The specific implementation process of this order module 340 can with reference to step S140.
The embodiment of the modules included by the device of the application described by Fig. 3 is corresponding with the embodiment of the step in the method for the application, owing to being described in detail Fig. 1-Fig. 2, so in order to not fuzzy the application, be no longer described the detail of modules at this.
In one typically configuration, computing equipment comprises one or more processor (CPU), input/output interface, network interface and internal memory.
Internal memory may comprise the volatile memory in computer-readable medium, and the forms such as random access memory (RAM) and/or Nonvolatile memory, as ROM (read-only memory) (ROM) or flash memory (flashRAM).Internal memory is the example of computer-readable medium.
Computer-readable medium comprises permanent and impermanency, removable and non-removable media can be stored to realize information by any method or technology.Information can be computer-readable instruction, data structure, the module of program or other data.The example of the storage medium of computing machine comprises, but be not limited to phase transition internal memory (PRAM), static RAM (SRAM), dynamic RAM (DRAM), the random access memory (RAM) of other types, ROM (read-only memory) (ROM), Electrically Erasable Read Only Memory (EEPROM), fast flash memory bank or other memory techniques, read-only optical disc ROM (read-only memory) (CD-ROM), digital versatile disc (DVD) or other optical memory, magnetic magnetic tape cassette, tape magnetic rigid disk stores or other magnetic storage apparatus or any other non-transmitting medium, can be used for storing the information can accessed by computing equipment.According to defining herein, computer-readable medium does not comprise temporary computer readable media (transitory media), as data-signal and the carrier wave of modulation.

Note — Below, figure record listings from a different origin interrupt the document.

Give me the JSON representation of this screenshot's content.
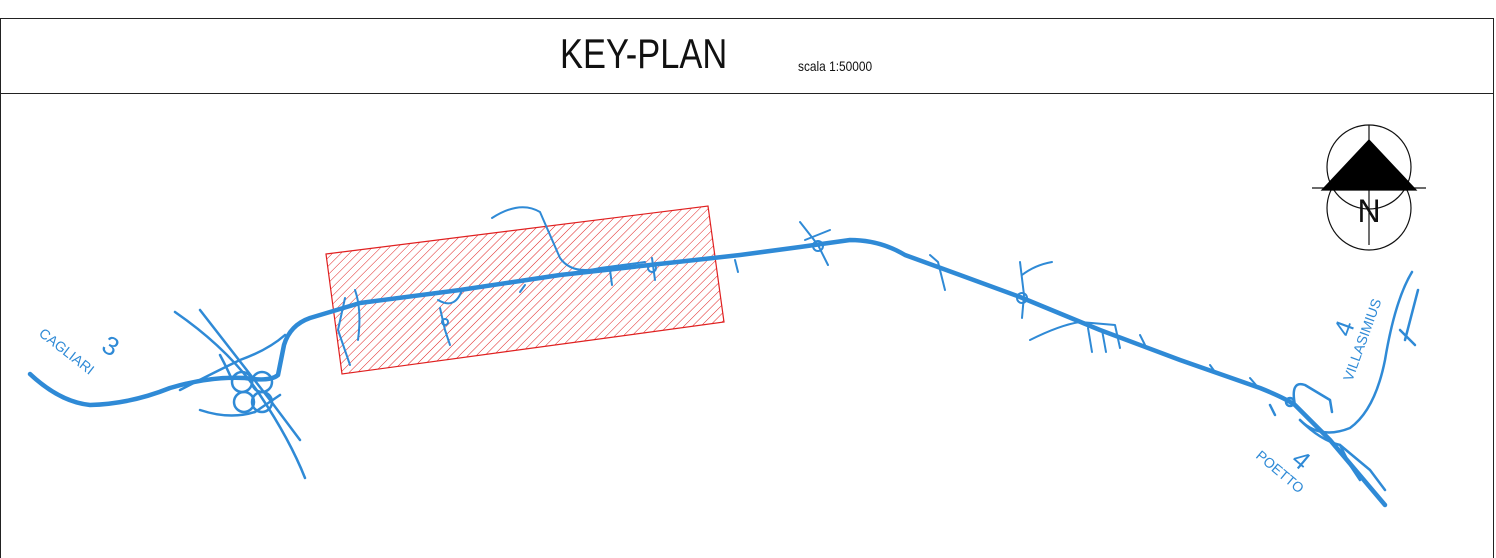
{
  "header": {
    "title": "KEY-PLAN",
    "scale": "scala 1:50000"
  },
  "map": {
    "labels": {
      "cagliari_number": "3",
      "cagliari_name": "CAGLIARI",
      "villasimius_number": "4",
      "villasimius_name": "VILLASIMIUS",
      "poetto_number": "4",
      "poetto_name": "POETTO"
    },
    "compass_letter": "N",
    "colors": {
      "road": "#2f8ad6",
      "highlight_area": "#e02020",
      "frame": "#222222"
    },
    "icons": [
      "north-arrow-icon"
    ]
  }
}
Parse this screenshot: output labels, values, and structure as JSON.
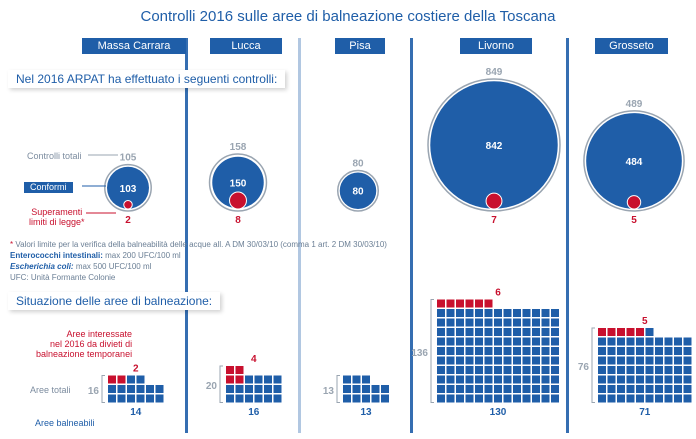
{
  "title": "Controlli 2016 sulle aree di balneazione costiere della Toscana",
  "colors": {
    "blue": "#1f5ea8",
    "red": "#c8102e",
    "gray": "#9aa5b1"
  },
  "sections": {
    "controls": "Nel 2016 ARPAT ha effettuato i seguenti controlli:",
    "areas": "Situazione delle aree di balneazione:"
  },
  "legend": {
    "controlli_totali": "Controlli totali",
    "conformi": "Conformi",
    "superamenti": [
      "Superamenti",
      "limiti di legge*"
    ],
    "divieti": [
      "Aree interessate",
      "nel 2016 da divieti di",
      "balneazione temporanei"
    ],
    "aree_totali": "Aree totali",
    "aree_balneabili": "Aree balneabili"
  },
  "notes": {
    "star": "*",
    "line1": " Valori limite per la verifica della balneabilità delle acque all. A DM 30/03/10 (comma 1 art. 2 DM 30/03/10)",
    "line2_bold": "Enterococchi intestinali:",
    "line2_rest": " max 200 UFC/100 ml",
    "line3_bold": "Escherichia coli:",
    "line3_rest": " max 500 UFC/100 ml",
    "line4": "UFC: Unità Formante Colonie"
  },
  "chart_data": {
    "type": "bubble and unit chart",
    "categories": [
      "Massa Carrara",
      "Lucca",
      "Pisa",
      "Livorno",
      "Grosseto"
    ],
    "controls": {
      "totali": [
        105,
        158,
        80,
        849,
        489
      ],
      "conformi": [
        103,
        150,
        80,
        842,
        484
      ],
      "superamenti": [
        2,
        8,
        0,
        7,
        5
      ]
    },
    "areas": {
      "totali": [
        16,
        20,
        13,
        136,
        76
      ],
      "balneabili": [
        14,
        16,
        13,
        130,
        71
      ],
      "divieti": [
        2,
        4,
        0,
        6,
        5
      ]
    }
  }
}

Also it should be noted that, term " comprises ", " comprising " or its any other variant are intended to contain comprising of nonexcludability, thus make to comprise the process of a series of key element, method, commodity or equipment and not only comprise those key elements, but also comprise other key elements clearly do not listed, or also comprise by the intrinsic key element of this process, method, commodity or equipment.When not more restrictions, the key element limited by statement " comprising ... ", and be not precluded within process, method, commodity or the equipment comprising described key element and also there is other identical element.

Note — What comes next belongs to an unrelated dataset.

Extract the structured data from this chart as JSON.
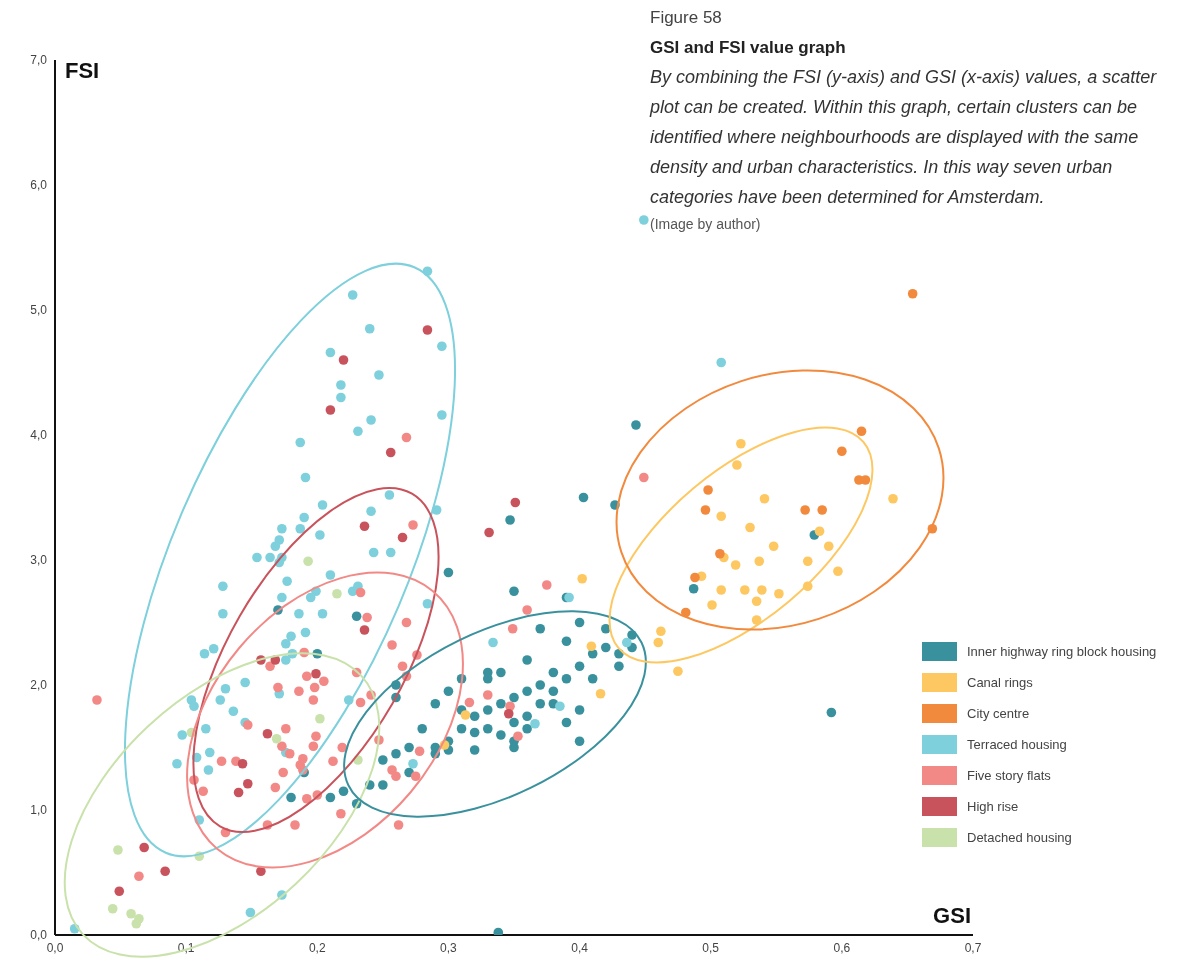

It will be understood by those skilled in the art that the embodiment of the application can be provided as method, system or computer program.Therefore, the application can adopt the form of complete hardware embodiment, completely software implementation or the embodiment in conjunction with software and hardware aspect.And the application can adopt in one or more form wherein including the upper computer program implemented of computer-usable storage medium (including but not limited to magnetic disk memory, CD-ROM, optical memory etc.) of computer usable program code.
The foregoing is only the embodiment of the application, be not limited to the application.To those skilled in the art, the application can have various modifications and variations.Any amendment done within all spirit in the application and principle, equivalent replacement, improvement etc., within the right that all should be included in the application.